One Summer Night.

The Fens, June, 1897.

FAR in the west the crescent moon hung low,

A filmy haze about it faintly spread,

And one bright star, a point of silver light

Seem’d comrade to it. Whispering Zephyrus

Tender as love, stole through the list’ning leaves,

Making a pleasant murmur in the night,

And touched the glimmering waters with his breath.

The ripples came unnumbered to the shore,

Soft-murmuring through the sedge and fenny reeds

With that same whisp’ring voice that Pan once heard

What time he first made pipes to sound the praise

Of her whom he had lost. The water’s breast

Was banded with a path of shimmering light

Broken by the ever-restless waves, which made

A thousand points of liquid brilliancy.

And in the beauty of still, hallowed night

Beside the plashing sandy shore, we met

In happiness. Each whispering of the wind,

Each tremulous leaf, and even the sleeping flowers

Seem’d breathing “Love” in tender unison,

And the sphered star in Heaven sang that word.
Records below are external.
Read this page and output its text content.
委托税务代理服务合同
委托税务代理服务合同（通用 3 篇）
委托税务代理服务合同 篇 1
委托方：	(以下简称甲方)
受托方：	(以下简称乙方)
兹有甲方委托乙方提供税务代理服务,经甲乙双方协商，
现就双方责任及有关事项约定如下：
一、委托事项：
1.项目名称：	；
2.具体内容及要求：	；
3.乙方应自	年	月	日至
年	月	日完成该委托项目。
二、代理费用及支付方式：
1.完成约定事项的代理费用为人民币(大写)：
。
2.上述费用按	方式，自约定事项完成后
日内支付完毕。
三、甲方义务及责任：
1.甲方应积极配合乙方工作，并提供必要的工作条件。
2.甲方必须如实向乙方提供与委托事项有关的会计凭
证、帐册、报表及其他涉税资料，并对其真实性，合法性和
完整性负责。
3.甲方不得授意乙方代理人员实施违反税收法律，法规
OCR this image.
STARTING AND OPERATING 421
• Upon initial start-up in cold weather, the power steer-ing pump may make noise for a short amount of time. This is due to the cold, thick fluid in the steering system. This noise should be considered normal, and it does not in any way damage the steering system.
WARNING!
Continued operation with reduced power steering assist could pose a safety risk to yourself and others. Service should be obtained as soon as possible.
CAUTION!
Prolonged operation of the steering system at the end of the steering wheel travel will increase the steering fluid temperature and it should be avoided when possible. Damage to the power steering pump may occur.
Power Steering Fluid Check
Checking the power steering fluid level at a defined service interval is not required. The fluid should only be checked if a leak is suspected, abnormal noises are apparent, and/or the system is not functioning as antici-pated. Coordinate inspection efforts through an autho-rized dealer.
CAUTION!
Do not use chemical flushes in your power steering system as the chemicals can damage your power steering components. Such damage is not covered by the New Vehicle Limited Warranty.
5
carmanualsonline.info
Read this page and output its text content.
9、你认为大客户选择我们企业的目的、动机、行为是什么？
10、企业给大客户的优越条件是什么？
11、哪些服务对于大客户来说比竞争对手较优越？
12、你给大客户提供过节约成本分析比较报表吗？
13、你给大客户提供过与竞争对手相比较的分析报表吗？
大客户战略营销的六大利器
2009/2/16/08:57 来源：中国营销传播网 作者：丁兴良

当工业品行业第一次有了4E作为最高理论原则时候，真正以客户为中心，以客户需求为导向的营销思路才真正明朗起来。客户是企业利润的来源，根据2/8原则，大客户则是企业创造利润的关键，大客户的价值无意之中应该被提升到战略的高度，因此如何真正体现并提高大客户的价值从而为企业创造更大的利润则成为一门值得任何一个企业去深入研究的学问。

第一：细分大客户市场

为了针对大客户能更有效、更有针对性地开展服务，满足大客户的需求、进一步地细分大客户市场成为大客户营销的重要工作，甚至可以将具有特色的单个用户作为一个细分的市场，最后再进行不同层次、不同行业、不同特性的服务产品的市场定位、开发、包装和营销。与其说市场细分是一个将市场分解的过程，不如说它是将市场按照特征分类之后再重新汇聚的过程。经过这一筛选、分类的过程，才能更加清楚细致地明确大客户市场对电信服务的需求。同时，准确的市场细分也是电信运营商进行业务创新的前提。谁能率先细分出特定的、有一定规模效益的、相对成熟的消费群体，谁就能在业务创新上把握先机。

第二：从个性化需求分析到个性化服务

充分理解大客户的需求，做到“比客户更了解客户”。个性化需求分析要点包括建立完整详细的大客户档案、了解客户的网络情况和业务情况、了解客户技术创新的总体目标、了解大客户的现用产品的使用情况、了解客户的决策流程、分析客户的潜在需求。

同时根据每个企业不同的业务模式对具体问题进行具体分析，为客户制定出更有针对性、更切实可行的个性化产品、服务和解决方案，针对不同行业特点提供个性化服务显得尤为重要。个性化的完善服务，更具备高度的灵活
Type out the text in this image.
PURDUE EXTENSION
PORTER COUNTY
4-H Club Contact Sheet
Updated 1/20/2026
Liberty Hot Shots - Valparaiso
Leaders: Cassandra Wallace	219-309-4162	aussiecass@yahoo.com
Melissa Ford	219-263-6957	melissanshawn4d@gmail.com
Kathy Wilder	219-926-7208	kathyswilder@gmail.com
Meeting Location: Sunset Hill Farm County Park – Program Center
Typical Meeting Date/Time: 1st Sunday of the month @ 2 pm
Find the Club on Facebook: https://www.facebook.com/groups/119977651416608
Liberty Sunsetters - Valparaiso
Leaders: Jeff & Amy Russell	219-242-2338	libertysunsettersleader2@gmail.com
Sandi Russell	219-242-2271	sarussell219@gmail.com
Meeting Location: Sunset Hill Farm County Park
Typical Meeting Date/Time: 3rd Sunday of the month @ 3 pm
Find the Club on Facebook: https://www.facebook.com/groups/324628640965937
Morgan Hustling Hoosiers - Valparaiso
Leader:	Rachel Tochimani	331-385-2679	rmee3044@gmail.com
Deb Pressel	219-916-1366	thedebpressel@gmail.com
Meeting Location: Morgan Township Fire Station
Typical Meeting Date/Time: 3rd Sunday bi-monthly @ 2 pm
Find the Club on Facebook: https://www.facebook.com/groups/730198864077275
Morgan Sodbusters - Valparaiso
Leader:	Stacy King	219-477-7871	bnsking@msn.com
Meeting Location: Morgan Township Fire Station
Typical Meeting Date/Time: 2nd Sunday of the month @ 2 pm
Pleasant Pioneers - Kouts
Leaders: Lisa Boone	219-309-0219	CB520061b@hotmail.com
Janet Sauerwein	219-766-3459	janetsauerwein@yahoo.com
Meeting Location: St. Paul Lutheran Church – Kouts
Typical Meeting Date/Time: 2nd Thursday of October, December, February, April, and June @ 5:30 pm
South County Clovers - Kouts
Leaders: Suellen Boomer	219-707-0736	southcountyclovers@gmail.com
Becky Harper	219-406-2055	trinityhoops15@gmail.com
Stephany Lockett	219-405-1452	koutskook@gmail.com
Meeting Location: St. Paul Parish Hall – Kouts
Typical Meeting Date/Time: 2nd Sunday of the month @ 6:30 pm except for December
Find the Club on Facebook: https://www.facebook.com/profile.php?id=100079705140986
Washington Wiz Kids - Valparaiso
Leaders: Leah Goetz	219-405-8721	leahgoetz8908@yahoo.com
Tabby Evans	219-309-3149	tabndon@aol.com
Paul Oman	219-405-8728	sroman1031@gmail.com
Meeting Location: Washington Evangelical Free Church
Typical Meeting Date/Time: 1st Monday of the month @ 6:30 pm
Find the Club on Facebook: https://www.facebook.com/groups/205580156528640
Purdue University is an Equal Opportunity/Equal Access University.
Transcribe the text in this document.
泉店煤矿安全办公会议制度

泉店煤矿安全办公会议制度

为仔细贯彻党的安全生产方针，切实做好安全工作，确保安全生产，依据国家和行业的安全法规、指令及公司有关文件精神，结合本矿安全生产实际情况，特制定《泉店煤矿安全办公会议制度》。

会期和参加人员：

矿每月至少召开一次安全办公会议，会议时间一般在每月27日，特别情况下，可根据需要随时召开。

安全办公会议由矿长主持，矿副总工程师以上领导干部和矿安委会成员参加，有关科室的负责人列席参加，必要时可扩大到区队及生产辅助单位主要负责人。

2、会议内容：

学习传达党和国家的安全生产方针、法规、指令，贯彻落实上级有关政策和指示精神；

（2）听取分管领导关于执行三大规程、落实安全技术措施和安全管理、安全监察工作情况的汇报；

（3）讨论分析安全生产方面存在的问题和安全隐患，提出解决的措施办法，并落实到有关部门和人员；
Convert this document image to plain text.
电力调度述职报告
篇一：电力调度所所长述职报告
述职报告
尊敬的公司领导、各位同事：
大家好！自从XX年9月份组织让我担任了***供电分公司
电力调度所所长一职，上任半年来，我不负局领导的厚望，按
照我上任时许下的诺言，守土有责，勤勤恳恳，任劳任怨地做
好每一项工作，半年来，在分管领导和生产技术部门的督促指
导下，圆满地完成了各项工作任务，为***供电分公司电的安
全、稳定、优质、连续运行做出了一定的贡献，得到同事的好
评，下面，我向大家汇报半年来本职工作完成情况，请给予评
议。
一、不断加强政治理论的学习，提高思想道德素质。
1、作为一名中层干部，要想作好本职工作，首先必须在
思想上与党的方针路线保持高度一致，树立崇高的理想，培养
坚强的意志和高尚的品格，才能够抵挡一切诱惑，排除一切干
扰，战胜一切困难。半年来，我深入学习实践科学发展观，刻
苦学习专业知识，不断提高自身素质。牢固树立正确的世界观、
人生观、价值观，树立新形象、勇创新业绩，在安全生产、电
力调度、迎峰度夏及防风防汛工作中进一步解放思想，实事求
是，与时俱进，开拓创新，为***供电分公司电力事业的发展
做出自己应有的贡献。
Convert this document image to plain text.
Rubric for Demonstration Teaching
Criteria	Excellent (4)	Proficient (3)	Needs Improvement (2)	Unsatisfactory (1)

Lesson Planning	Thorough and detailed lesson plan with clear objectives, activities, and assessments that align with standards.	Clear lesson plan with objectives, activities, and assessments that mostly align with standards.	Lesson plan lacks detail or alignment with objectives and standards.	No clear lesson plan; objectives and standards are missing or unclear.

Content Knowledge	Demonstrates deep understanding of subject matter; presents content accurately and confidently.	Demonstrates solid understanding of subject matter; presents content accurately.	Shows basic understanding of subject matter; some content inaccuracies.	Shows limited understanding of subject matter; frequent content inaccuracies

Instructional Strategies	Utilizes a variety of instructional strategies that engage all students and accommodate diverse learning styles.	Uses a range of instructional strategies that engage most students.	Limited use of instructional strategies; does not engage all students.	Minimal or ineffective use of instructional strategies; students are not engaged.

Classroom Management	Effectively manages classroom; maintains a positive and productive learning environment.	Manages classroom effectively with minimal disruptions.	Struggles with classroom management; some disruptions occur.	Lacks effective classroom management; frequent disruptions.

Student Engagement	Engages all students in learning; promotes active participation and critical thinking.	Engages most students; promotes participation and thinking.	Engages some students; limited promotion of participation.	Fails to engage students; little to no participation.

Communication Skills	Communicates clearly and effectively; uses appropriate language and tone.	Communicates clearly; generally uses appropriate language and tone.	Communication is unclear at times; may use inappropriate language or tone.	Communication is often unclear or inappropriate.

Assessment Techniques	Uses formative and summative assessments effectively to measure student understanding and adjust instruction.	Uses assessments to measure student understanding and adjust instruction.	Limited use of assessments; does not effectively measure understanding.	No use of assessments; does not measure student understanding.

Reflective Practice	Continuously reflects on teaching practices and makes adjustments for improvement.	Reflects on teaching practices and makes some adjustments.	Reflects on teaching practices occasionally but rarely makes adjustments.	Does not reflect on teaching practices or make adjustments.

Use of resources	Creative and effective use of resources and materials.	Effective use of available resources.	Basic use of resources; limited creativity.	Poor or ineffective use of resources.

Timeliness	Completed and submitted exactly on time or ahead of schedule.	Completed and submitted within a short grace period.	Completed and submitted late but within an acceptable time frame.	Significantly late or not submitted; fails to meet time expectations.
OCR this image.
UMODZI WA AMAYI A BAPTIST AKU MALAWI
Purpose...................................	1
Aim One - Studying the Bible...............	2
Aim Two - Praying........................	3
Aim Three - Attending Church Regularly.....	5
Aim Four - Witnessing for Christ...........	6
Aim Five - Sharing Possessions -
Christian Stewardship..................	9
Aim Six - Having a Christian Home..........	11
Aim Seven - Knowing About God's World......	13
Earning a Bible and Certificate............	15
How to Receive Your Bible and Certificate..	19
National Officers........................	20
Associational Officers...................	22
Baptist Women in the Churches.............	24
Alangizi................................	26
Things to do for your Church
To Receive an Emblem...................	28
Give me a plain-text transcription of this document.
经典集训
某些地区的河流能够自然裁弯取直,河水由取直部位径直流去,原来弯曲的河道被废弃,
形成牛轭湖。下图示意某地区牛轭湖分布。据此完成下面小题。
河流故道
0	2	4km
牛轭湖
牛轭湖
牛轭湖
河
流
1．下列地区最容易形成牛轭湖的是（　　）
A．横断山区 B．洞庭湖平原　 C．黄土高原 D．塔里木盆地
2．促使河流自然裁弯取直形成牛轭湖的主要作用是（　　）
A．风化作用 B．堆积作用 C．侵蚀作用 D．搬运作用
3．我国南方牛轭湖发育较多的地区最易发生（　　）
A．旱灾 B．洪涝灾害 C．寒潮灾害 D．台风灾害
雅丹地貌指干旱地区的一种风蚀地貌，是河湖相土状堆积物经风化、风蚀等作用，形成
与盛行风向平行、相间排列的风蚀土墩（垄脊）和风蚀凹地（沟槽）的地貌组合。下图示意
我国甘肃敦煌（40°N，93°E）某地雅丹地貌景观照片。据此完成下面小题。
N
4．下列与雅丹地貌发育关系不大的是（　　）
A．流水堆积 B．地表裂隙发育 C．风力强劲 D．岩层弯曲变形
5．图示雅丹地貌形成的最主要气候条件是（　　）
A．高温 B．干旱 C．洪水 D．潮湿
Dost thou remember how from out the grass,

I plucked a gentle flow’ret by that shore,

—Anemone some call it, wind-flower some,

Sprung from the crimson of Adonis’ blood

Where he was slain,—and how I softly said,

“O thou belovèd, beauty is a rose

Growing in Life’s fair garden, by the spring

Of deathless Purity, and that clear dew

Which lies within its sweetness hid, is Love.”

Dost thou recall? And so it chance, I pray

Though we be parted, now and evermore,

Think sometimes of that night, and fancy still

We see the summer landscape, glimmering,

Lit by the steady-burning lights of heaven,

We scent the sweetness of the warm young night,

We hold the tender wind-flower, and still hear

The murmuring ripples on the sounding shore.